Grafmonument van grootmeester Nicola Cottoner in de kapel van Aragón van de Sint-Janscokathedraal in Valletta, Malta 1855 - 1875
Dimensions height 87 mm, width 175 mm
Curator: Looking at this stereo photograph from between 1855 and 1875, we see the gravestone monument of Grandmaster Nicola Cottoner within the Chapel of Aragon of the Saint John's Co-Cathedral in Valletta, Malta. What’s your immediate reaction? Editor: It's a dizzying amount of ornamentation. The high-contrast in this gelatin silver print definitely emphasizes the three-dimensional extravagance of the baroque style memorial and surrounding chamber. It’s opulent to the extreme, wouldn’t you say?

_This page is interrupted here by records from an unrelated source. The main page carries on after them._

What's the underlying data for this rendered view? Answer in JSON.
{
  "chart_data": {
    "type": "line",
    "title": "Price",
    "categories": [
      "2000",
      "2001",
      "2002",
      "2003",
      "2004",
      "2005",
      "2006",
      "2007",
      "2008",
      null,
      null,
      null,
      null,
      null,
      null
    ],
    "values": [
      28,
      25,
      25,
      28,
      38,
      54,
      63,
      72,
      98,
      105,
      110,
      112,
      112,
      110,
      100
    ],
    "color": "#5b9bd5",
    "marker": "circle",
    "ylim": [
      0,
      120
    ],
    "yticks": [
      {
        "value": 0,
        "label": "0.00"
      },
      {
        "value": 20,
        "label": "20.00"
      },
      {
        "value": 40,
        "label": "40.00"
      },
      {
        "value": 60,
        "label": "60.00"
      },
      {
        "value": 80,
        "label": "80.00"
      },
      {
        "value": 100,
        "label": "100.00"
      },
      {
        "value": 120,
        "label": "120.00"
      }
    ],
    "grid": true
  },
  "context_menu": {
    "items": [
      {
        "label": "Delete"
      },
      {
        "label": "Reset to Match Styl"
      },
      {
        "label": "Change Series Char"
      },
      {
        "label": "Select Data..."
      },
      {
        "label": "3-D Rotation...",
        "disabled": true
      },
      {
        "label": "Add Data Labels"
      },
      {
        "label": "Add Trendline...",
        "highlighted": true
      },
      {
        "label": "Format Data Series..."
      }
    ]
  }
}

Curator: Indeed, every inch seems designed to overwhelm. It adheres perfectly to Baroque sensibilities: dynamic compositions, deliberate contrasts, and the suggestion of constant movement within its many shapes and figures. Editor: And those shapes and figures--we must consider the material means of their creation! Someone dedicated an enormous amount of skilled labor into sculpting the Carrara marble which comprised its various figural, cartographic, and vegetal elements. Can we truly appreciate this photograph without first acknowledging all of the resources consumed during the original memorial's execution? Curator: Of course, the act of creating art always involves work. In this photograph, though, it’s important to look at how forms coalesce, how light interacts with sculpted forms to express the subject. Note the use of dramatic diagonals within the broader, rectangular form and how that impacts its symbolic function as a work made to express power. Editor: Power made physical! I see labor manifest in those straining allegorical figures--they hold up a monument to power and excess that was carved from rock wrenched from the Earth! I’d further like to stress the impact of the economic factors tied to these pieces. Curator: Certainly a monument like this speaks to societal structures, but what about that composition draws your eye, first? Do the angels direct your gaze upward? Is it the presence of the grandmaster's effigy? The arrangement does compel our eye to wander... Editor: So many different layers--one wonders how a photo from that era was capable of catching all these details. This stereo card is as fascinating as the artwork it pictures; looking at this has been quite edifying! Curator: Agreed. There's something so compelling in examining that spatial representation, and thinking through the monumentality inherent within the architecture itself.